Car accidents, child abuse, domestic violence, war, and sudden death of a loved one cause a type of trauma we now call PTSD. However, there is another kind of loss that many people experience, yet they don’t understand it as a loss. Nor do they realize how these losses affect their ability to live a fulfilling life. This kind of loss is called developmental trauma, the loss of childhood innocence.
For GLBT people this is also the loss of a healthy self-identity. Any child exposed to violence or loss at too young of an age can experience psychological and emotional harm. Common examples of childhood trauma are the death of a parent, witnessing or being the victim of domestic violence, sexual abuse, physical abuse, and ongoing emotional damage. GLBT people experience these types of trauma more frequently then other children. This may be due to the fact that adults sense the child's gender is different and be uncomfortable with that feeling.
Traumatic loss can manifest itself in many ways as an adult. Some examples are:
• Repeating self-destructive patterns of behavior though trying not • Being unhappy and not knowing why
• Abusing alcohol and drugs
• Suffering from sadness and depression
• Feeling stressed out
• Difficulty maintaining meaningful relationships
• Having a sense that something is missing or wrong
• Experiencing difficulty with money, career or other maintenance activities of modern life
Successful treatment of trauma requires that a therapist help the client to work through the following:
• Acknowledging the pain caused by the trauma and that it is OK to feel bad.
• Understanding the environment that the trauma took place in, and what causes and conditions allowed it to happen.
• Realizing on a gut level that you are entitled to a better life; to be happy, to not be afraid all of the time, and to have meaningful relationships.
• Recognizing self-defeating thoughts due to low self-esteem and work to change them.
• Looking clearly at what happened and what you can learn from it.

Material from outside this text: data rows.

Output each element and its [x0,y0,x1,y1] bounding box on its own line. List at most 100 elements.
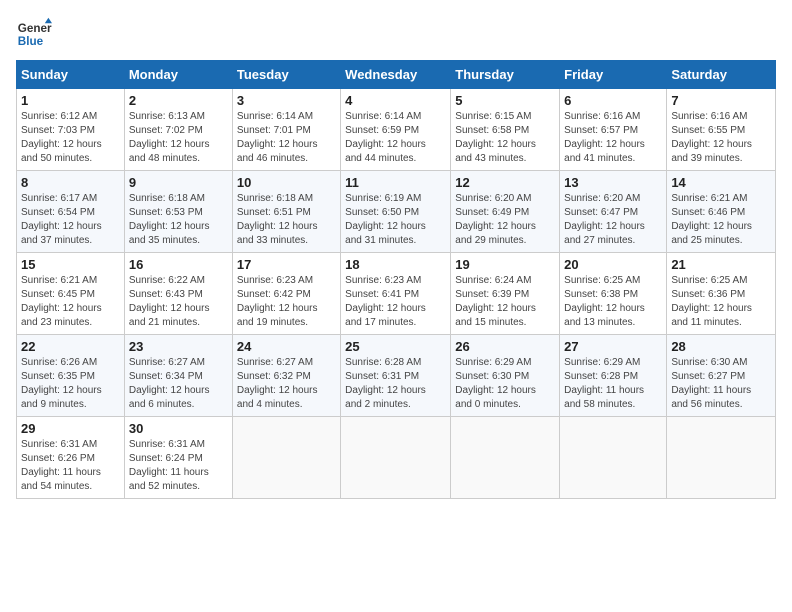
table-row: 20 Sunrise: 6:25 AM Sunset: 6:38 PM Dayli… [560,253,667,335]
day-number: 29 [21,421,120,436]
day-number: 15 [21,257,120,272]
day-info: Sunrise: 6:23 AM Sunset: 6:42 PM Dayligh… [237,274,336,330]
day-number: 26 [455,339,555,354]
table-row: 18 Sunrise: 6:23 AM Sunset: 6:41 PM Dayli… [341,253,451,335]
day-info: Sunrise: 6:20 AM Sunset: 6:47 PM Dayligh… [564,192,662,248]
table-row: 19 Sunrise: 6:24 AM Sunset: 6:39 PM Dayli… [451,253,560,335]
day-info: Sunrise: 6:19 AM Sunset: 6:50 PM Dayligh… [345,192,446,248]
table-row: 12Sunrise: 6:20 AM Sunset: 6:49 PM Dayli… [451,171,560,253]
day-info: Sunrise: 6:27 AM Sunset: 6:32 PM Dayligh… [237,356,336,412]
day-info: Sunrise: 6:22 AM Sunset: 6:43 PM Dayligh… [129,274,228,330]
day-number: 22 [21,339,120,354]
day-number: 5 [455,93,555,108]
day-number: 7 [671,93,771,108]
table-row: 3 Sunrise: 6:14 AM Sunset: 7:01 PM Daylig… [232,89,340,171]
day-number: 13 [564,175,662,190]
table-row [560,417,667,499]
day-info: Sunrise: 6:21 AM Sunset: 6:45 PM Dayligh… [21,274,120,330]
day-info: Sunrise: 6:18 AM Sunset: 6:53 PM Dayligh… [129,192,228,248]
table-row: 23 Sunrise: 6:27 AM Sunset: 6:34 PM Dayli… [124,335,232,417]
day-number: 10 [237,175,336,190]
day-info: Sunrise: 6:26 AM Sunset: 6:35 PM Dayligh… [21,356,120,412]
table-row: 24 Sunrise: 6:27 AM Sunset: 6:32 PM Dayli… [232,335,340,417]
day-info: Sunrise: 6:25 AM Sunset: 6:36 PM Dayligh… [671,274,771,330]
day-info: Sunrise: 6:14 AM Sunset: 6:59 PM Dayligh… [345,110,446,166]
day-number: 19 [455,257,555,272]
day-number: 9 [129,175,228,190]
day-info: Sunrise: 6:31 AM Sunset: 6:24 PM Dayligh… [129,438,228,494]
day-number: 8 [21,175,120,190]
day-number: 28 [671,339,771,354]
day-info: Sunrise: 6:13 AM Sunset: 7:02 PM Dayligh… [129,110,228,166]
table-row: 13 Sunrise: 6:20 AM Sunset: 6:47 PM Dayli… [560,171,667,253]
day-info: Sunrise: 6:25 AM Sunset: 6:38 PM Dayligh… [564,274,662,330]
day-info: Sunrise: 6:23 AM Sunset: 6:41 PM Dayligh… [345,274,446,330]
table-row: 7 Sunrise: 6:16 AM Sunset: 6:55 PM Daylig… [667,89,776,171]
table-row: 29Sunrise: 6:31 AM Sunset: 6:26 PM Dayli… [17,417,125,499]
day-number: 6 [564,93,662,108]
day-info: Sunrise: 6:29 AM Sunset: 6:28 PM Dayligh… [564,356,662,412]
day-info: Sunrise: 6:12 AM Sunset: 7:03 PM Dayligh… [21,110,120,166]
day-number: 24 [237,339,336,354]
table-row [232,417,340,499]
table-row: 27 Sunrise: 6:29 AM Sunset: 6:28 PM Dayli… [560,335,667,417]
table-row: 30 Sunrise: 6:31 AM Sunset: 6:24 PM Dayli… [124,417,232,499]
table-row: 1 Sunrise: 6:12 AM Sunset: 7:03 PM Daylig… [17,89,125,171]
day-number: 11 [345,175,446,190]
day-info: Sunrise: 6:24 AM Sunset: 6:39 PM Dayligh… [455,274,555,330]
logo: General Blue [16,16,52,52]
table-row: 21 Sunrise: 6:25 AM Sunset: 6:36 PM Dayli… [667,253,776,335]
calendar: SundayMondayTuesdayWednesdayThursdayFrid… [16,60,776,499]
table-row: 6 Sunrise: 6:16 AM Sunset: 6:57 PM Daylig… [560,89,667,171]
day-info: Sunrise: 6:29 AM Sunset: 6:30 PM Dayligh… [455,356,555,412]
day-header-sunday: Sunday [17,61,125,89]
day-info: Sunrise: 6:16 AM Sunset: 6:55 PM Dayligh… [671,110,771,166]
table-row: 26 Sunrise: 6:29 AM Sunset: 6:30 PM Dayli… [451,335,560,417]
table-row [341,417,451,499]
table-row: 16 Sunrise: 6:22 AM Sunset: 6:43 PM Dayli… [124,253,232,335]
table-row: 2Sunrise: 6:13 AM Sunset: 7:02 PM Daylig… [124,89,232,171]
day-header-friday: Friday [560,61,667,89]
svg-text:General: General [18,22,52,35]
day-number: 4 [345,93,446,108]
table-row: 11 Sunrise: 6:19 AM Sunset: 6:50 PM Dayli… [341,171,451,253]
day-info: Sunrise: 6:16 AM Sunset: 6:57 PM Dayligh… [564,110,662,166]
day-info: Sunrise: 6:30 AM Sunset: 6:27 PM Dayligh… [671,356,771,412]
table-row: 17 Sunrise: 6:23 AM Sunset: 6:42 PM Dayli… [232,253,340,335]
day-header-saturday: Saturday [667,61,776,89]
table-row: 25Sunrise: 6:28 AM Sunset: 6:31 PM Dayli… [341,335,451,417]
table-row: 15 Sunrise: 6:21 AM Sunset: 6:45 PM Dayli… [17,253,125,335]
table-row: 9 Sunrise: 6:18 AM Sunset: 6:53 PM Daylig… [124,171,232,253]
day-header-monday: Monday [124,61,232,89]
svg-text:Blue: Blue [18,35,44,48]
day-info: Sunrise: 6:18 AM Sunset: 6:51 PM Dayligh… [237,192,336,248]
day-number: 3 [237,93,336,108]
table-row: 22 Sunrise: 6:26 AM Sunset: 6:35 PM Dayli… [17,335,125,417]
day-info: Sunrise: 6:14 AM Sunset: 7:01 PM Dayligh… [237,110,336,166]
table-row: 10 Sunrise: 6:18 AM Sunset: 6:51 PM Dayli… [232,171,340,253]
day-info: Sunrise: 6:27 AM Sunset: 6:34 PM Dayligh… [129,356,228,412]
table-row: 14 Sunrise: 6:21 AM Sunset: 6:46 PM Dayli… [667,171,776,253]
day-header-tuesday: Tuesday [232,61,340,89]
table-row: 4 Sunrise: 6:14 AM Sunset: 6:59 PM Daylig… [341,89,451,171]
day-number: 1 [21,93,120,108]
day-number: 20 [564,257,662,272]
day-number: 30 [129,421,228,436]
day-info: Sunrise: 6:15 AM Sunset: 6:58 PM Dayligh… [455,110,555,166]
day-header-thursday: Thursday [451,61,560,89]
day-info: Sunrise: 6:20 AM Sunset: 6:49 PM Dayligh… [455,192,555,248]
logo-icon: General Blue [16,16,52,52]
day-number: 16 [129,257,228,272]
day-info: Sunrise: 6:21 AM Sunset: 6:46 PM Dayligh… [671,192,771,248]
table-row: 8Sunrise: 6:17 AM Sunset: 6:54 PM Daylig… [17,171,125,253]
day-number: 27 [564,339,662,354]
table-row [451,417,560,499]
day-number: 18 [345,257,446,272]
table-row [667,417,776,499]
day-number: 23 [129,339,228,354]
header: General Blue [16,16,776,52]
day-number: 14 [671,175,771,190]
day-number: 21 [671,257,771,272]
table-row: 28 Sunrise: 6:30 AM Sunset: 6:27 PM Dayli… [667,335,776,417]
day-number: 17 [237,257,336,272]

This is an opportunity to make something good from a bad situation.
• Releasing the holding patterns in the body, the tight muscles, digestive problems and other associated physical symptoms of trauma.
A holistic approach to trauma work that includes working with thoughts, emotions, the physical body and sensations, as well as relationships to self and other can bring lasting relief and healing from trauma. Body-centered psychotherapy combined with kind compassionate and skillful talk therapy is the leading approach to healing trauma.